Wednesday, June 24, 2009

Service principal name when using WCF, net.tcp binding, and a domain service account

Service Principal Names (SPN) allow you to assign a name to a service and it will be used as a simple authentication mechanism. Basically, when the client connects to the service, the service sends the client it's SPN. The client also knows what SPN it expects. If they match, things are good.

In order to use the WCF NetTcpBinding with a Windows Service, it is necessary to create a SPN.

Here's the scenario:

We have a Windows Service that exposes a WCF NetTcpBinding service. The Windows service runs as a domain user account instead of LOCAL SYSTEM, NETWORK SERVICE, etc. Let's say the service is running under the account MyDomain\MyServiceAccount.
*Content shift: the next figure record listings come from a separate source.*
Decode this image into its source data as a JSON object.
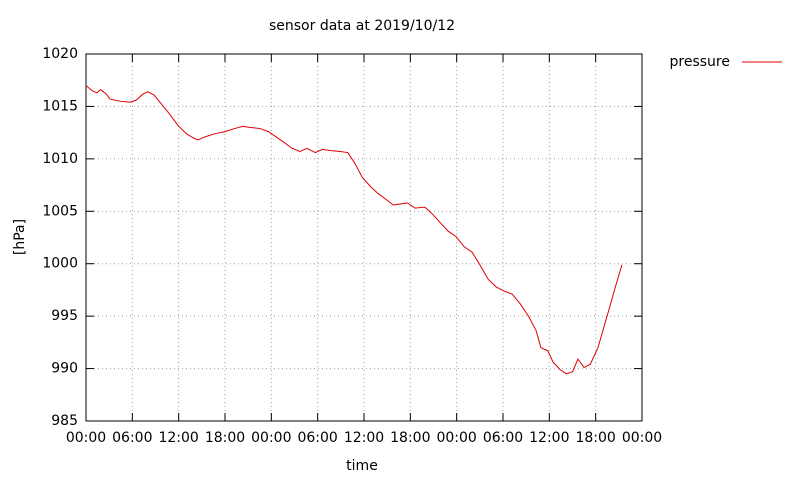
{
  "chart_data": {
    "type": "line",
    "title": "sensor data at 2019/10/12",
    "x_label": "time",
    "y_label": "[hPa]",
    "x": [
      0,
      0.8,
      1.4,
      1.9,
      2.6,
      3.1,
      4.4,
      5.7,
      6.5,
      7.4,
      8.0,
      8.8,
      9.8,
      10.9,
      11.9,
      13.0,
      13.9,
      14.5,
      15.4,
      16.7,
      18.0,
      19.3,
      20.3,
      21.2,
      22.5,
      23.6,
      24.6,
      25.6,
      26.7,
      27.7,
      28.6,
      29.7,
      30.6,
      31.6,
      32.9,
      33.9,
      34.8,
      35.8,
      36.8,
      37.8,
      38.9,
      39.8,
      40.7,
      41.6,
      42.6,
      43.9,
      44.9,
      45.9,
      46.9,
      47.9,
      49.0,
      50.0,
      51.0,
      52.1,
      53.1,
      54.1,
      55.2,
      56.2,
      57.3,
      58.3,
      58.9,
      59.8,
      60.5,
      61.4,
      62.2,
      63.0,
      63.7,
      64.5,
      65.3,
      66.3,
      67.4,
      68.4,
      69.4
    ],
    "series": [
      {
        "name": "pressure",
        "color": "#e00000",
        "values": [
          1017.0,
          1016.5,
          1016.3,
          1016.6,
          1016.2,
          1015.7,
          1015.5,
          1015.4,
          1015.6,
          1016.2,
          1016.4,
          1016.1,
          1015.2,
          1014.2,
          1013.2,
          1012.4,
          1012.0,
          1011.8,
          1012.1,
          1012.4,
          1012.6,
          1012.9,
          1013.1,
          1013.0,
          1012.9,
          1012.6,
          1012.1,
          1011.6,
          1011.0,
          1010.7,
          1011.0,
          1010.6,
          1010.9,
          1010.8,
          1010.7,
          1010.6,
          1009.6,
          1008.2,
          1007.4,
          1006.7,
          1006.1,
          1005.6,
          1005.7,
          1005.8,
          1005.3,
          1005.4,
          1004.7,
          1003.9,
          1003.1,
          1002.6,
          1001.6,
          1001.1,
          999.9,
          998.5,
          997.8,
          997.4,
          997.1,
          996.2,
          995.0,
          993.6,
          992.0,
          991.7,
          990.6,
          989.9,
          989.5,
          989.7,
          990.9,
          990.1,
          990.4,
          992.0,
          994.8,
          997.4,
          999.9
        ]
      }
    ],
    "xlim": [
      0,
      72
    ],
    "ylim": [
      985,
      1020
    ],
    "xticks": [
      {
        "value": 0,
        "label": "00:00"
      },
      {
        "value": 6,
        "label": "06:00"
      },
      {
        "value": 12,
        "label": "12:00"
      },
      {
        "value": 18,
        "label": "18:00"
      },
      {
        "value": 24,
        "label": "00:00"
      },
      {
        "value": 30,
        "label": "06:00"
      },
      {
        "value": 36,
        "label": "12:00"
      },
      {
        "value": 42,
        "label": "18:00"
      },
      {
        "value": 48,
        "label": "00:00"
      },
      {
        "value": 54,
        "label": "06:00"
      },
      {
        "value": 60,
        "label": "12:00"
      },
      {
        "value": 66,
        "label": "18:00"
      },
      {
        "value": 72,
        "label": "00:00"
      }
    ],
    "yticks": [
      985,
      990,
      995,
      1000,
      1005,
      1010,
      1015,
      1020
    ],
    "grid": true,
    "legend": "outside-right-top"
  }
}
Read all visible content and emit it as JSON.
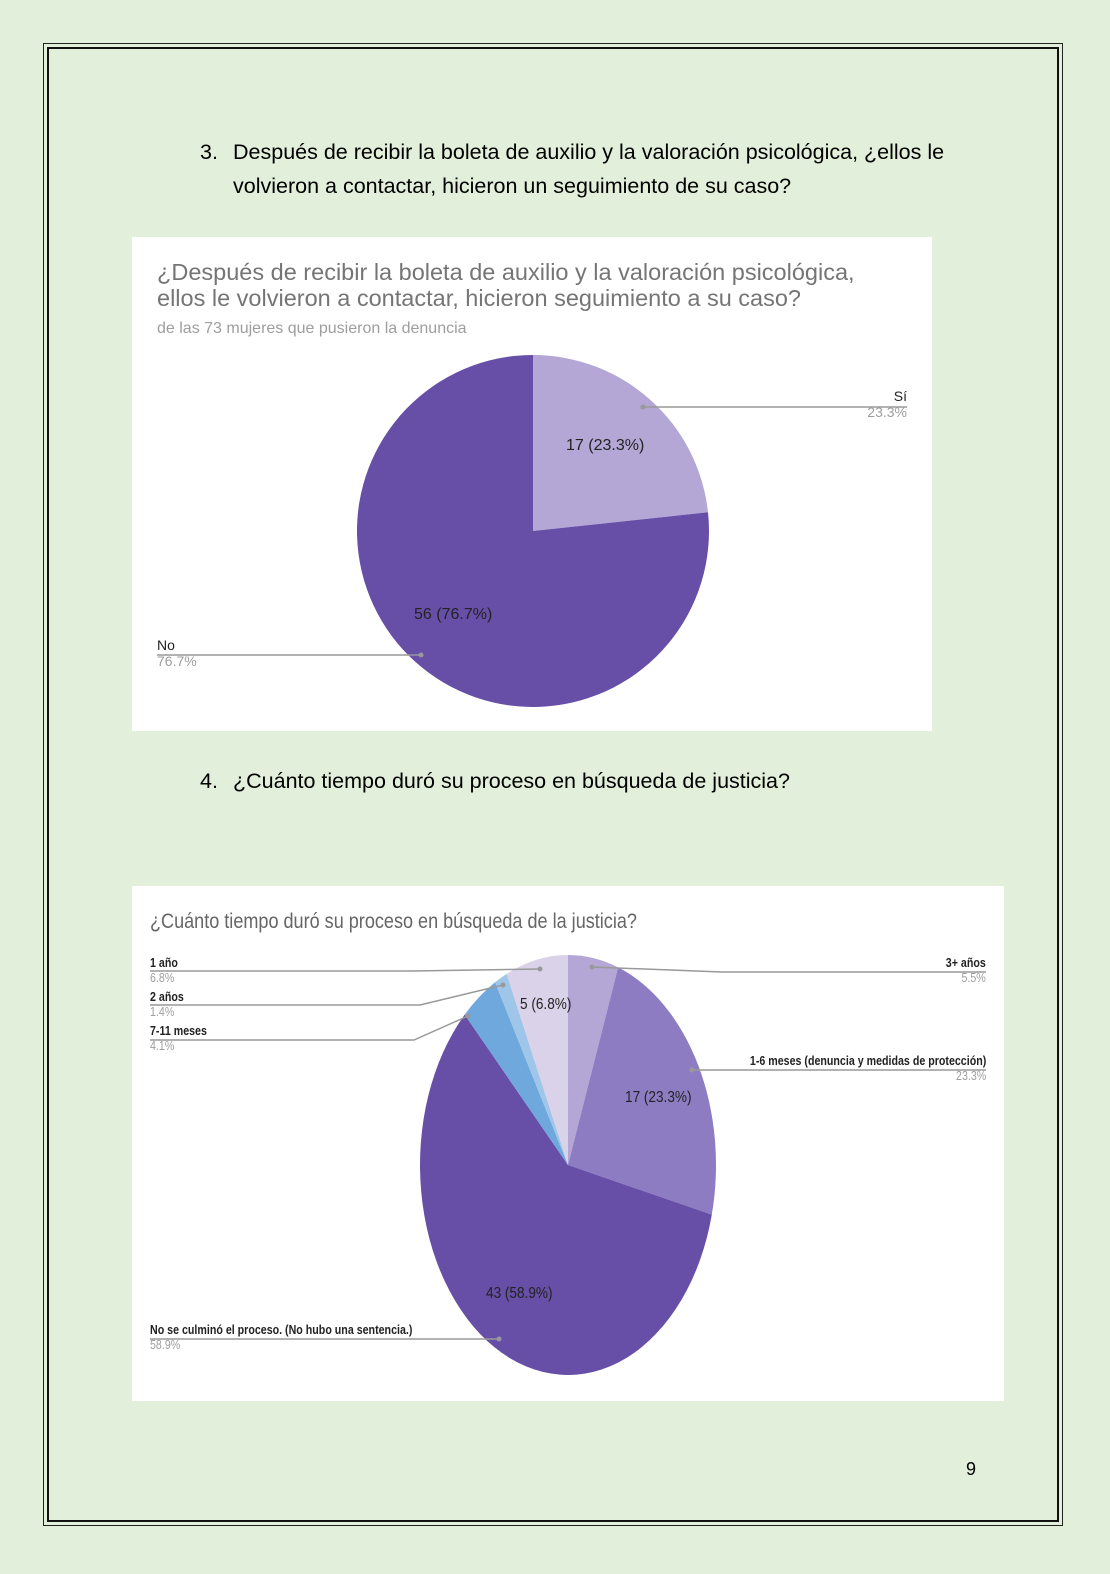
{
  "questions": [
    {
      "number": "3.",
      "text": "Después de recibir la boleta de auxilio y la valoración psicológica, ¿ellos le volvieron a contactar, hicieron un seguimiento de su caso?"
    },
    {
      "number": "4.",
      "text": "¿Cuánto tiempo duró su proceso en búsqueda de justicia?"
    }
  ],
  "page_number": "9",
  "chart_data": [
    {
      "type": "pie",
      "title_line1": "¿Después de recibir la boleta de auxilio y la valoración psicológica,",
      "title_line2": "ellos le volvieron a contactar, hicieron seguimiento a su caso?",
      "subtitle": "de las 73 mujeres que pusieron la denuncia",
      "slices": [
        {
          "label": "Sí",
          "value": 17,
          "percent": 23.3,
          "pct_label": "23.3%",
          "data_label": "17 (23.3%)",
          "color": "#b4a7d6"
        },
        {
          "label": "No",
          "value": 56,
          "percent": 76.7,
          "pct_label": "76.7%",
          "data_label": "56 (76.7%)",
          "color": "#674ea7"
        }
      ]
    },
    {
      "type": "pie",
      "title": "¿Cuánto tiempo duró su proceso en búsqueda de la justicia?",
      "slices": [
        {
          "label": "3+ años",
          "value": 4,
          "percent": 5.5,
          "pct_label": "5.5%",
          "color": "#b4a7d6"
        },
        {
          "label": "1-6 meses (denuncia y medidas de protección)",
          "value": 17,
          "percent": 23.3,
          "pct_label": "23.3%",
          "data_label": "17 (23.3%)",
          "color": "#8e7cc3"
        },
        {
          "label": "No se culminó el proceso. (No hubo una sentencia.)",
          "value": 43,
          "percent": 58.9,
          "pct_label": "58.9%",
          "data_label": "43 (58.9%)",
          "color": "#674ea7"
        },
        {
          "label": "7-11 meses",
          "value": 3,
          "percent": 4.1,
          "pct_label": "4.1%",
          "color": "#6fa8dc"
        },
        {
          "label": "2 años",
          "value": 1,
          "percent": 1.4,
          "pct_label": "1.4%",
          "color": "#9fc5e8"
        },
        {
          "label": "1 año",
          "value": 5,
          "percent": 6.8,
          "pct_label": "6.8%",
          "data_label": "5 (6.8%)",
          "color": "#d9d2e9"
        }
      ]
    }
  ]
}
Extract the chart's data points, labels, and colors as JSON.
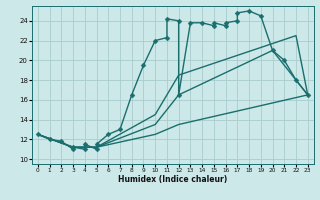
{
  "xlabel": "Humidex (Indice chaleur)",
  "bg_color": "#cce8e8",
  "line_color": "#1a6e6e",
  "grid_color": "#aacccc",
  "xlim": [
    -0.5,
    23.5
  ],
  "ylim": [
    9.5,
    25.5
  ],
  "xticks": [
    0,
    1,
    2,
    3,
    4,
    5,
    6,
    7,
    8,
    9,
    10,
    11,
    12,
    13,
    14,
    15,
    16,
    17,
    18,
    19,
    20,
    21,
    22,
    23
  ],
  "yticks": [
    10,
    12,
    14,
    16,
    18,
    20,
    22,
    24
  ],
  "series1_x": [
    0,
    1,
    2,
    3,
    3,
    4,
    4,
    5,
    5,
    6,
    7,
    8,
    9,
    10,
    11,
    11,
    12,
    12,
    13,
    14,
    15,
    15,
    16,
    16,
    17,
    17,
    18,
    19,
    20,
    21,
    22,
    23
  ],
  "series1_y": [
    12.5,
    12.0,
    11.8,
    11.0,
    11.2,
    11.0,
    11.5,
    11.0,
    11.5,
    12.5,
    13.0,
    16.5,
    19.5,
    22.0,
    22.3,
    24.2,
    24.0,
    16.5,
    23.8,
    23.8,
    23.5,
    23.8,
    23.5,
    23.8,
    24.0,
    24.8,
    25.0,
    24.5,
    21.0,
    20.0,
    18.0,
    16.5
  ],
  "series2_x": [
    0,
    3,
    5,
    10,
    12,
    22,
    23
  ],
  "series2_y": [
    12.5,
    11.2,
    11.2,
    14.5,
    18.5,
    22.5,
    16.5
  ],
  "series3_x": [
    0,
    3,
    5,
    10,
    12,
    20,
    23
  ],
  "series3_y": [
    12.5,
    11.2,
    11.2,
    13.5,
    16.5,
    21.0,
    16.5
  ],
  "series4_x": [
    0,
    3,
    5,
    10,
    12,
    23
  ],
  "series4_y": [
    12.5,
    11.2,
    11.2,
    12.5,
    13.5,
    16.5
  ]
}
We have a client on the domain that will access the WCF service.

The problem arises when the client tries to talk to the server. Without an SPN, there is no way for the client to verify it has reached the appropriate service.

So, how do you use an SPN...

  1. We need to create an SPN and associate it with the service account. This is done using a utility called setspn.exe that is located in the Windows 2003 Support Tools.
  2. We need to create the SPN. An SPN consists of two parts, service and host. The format is \. In our case, the host really doesn't matter because we will attach the SPN to a username, not a computer. Here's the command:
    setspn -A MyServiceClass\MyHostName MyDomain\MyServiceAccount
  3. Next, on the client, we need to specify the SPN when we create an endpoint mapping. This can be done using the app.config file or programmatically. In the app.config file, in the section, add

    <identity>
       <serviceprincipalname value="MyServiceClass\MyHostName"/>
    </identity>

    Or we create the endpoint with the SPN..

    EndpointIdentity id = EndpointIdentity.CreateSpnIdentity("MyServiceClass\MyHostName");
    EndpointAddress addr = new EndpointAddress(new Uri(URI), id);




That's it. Now your client will be able to verify the service it is connecting to.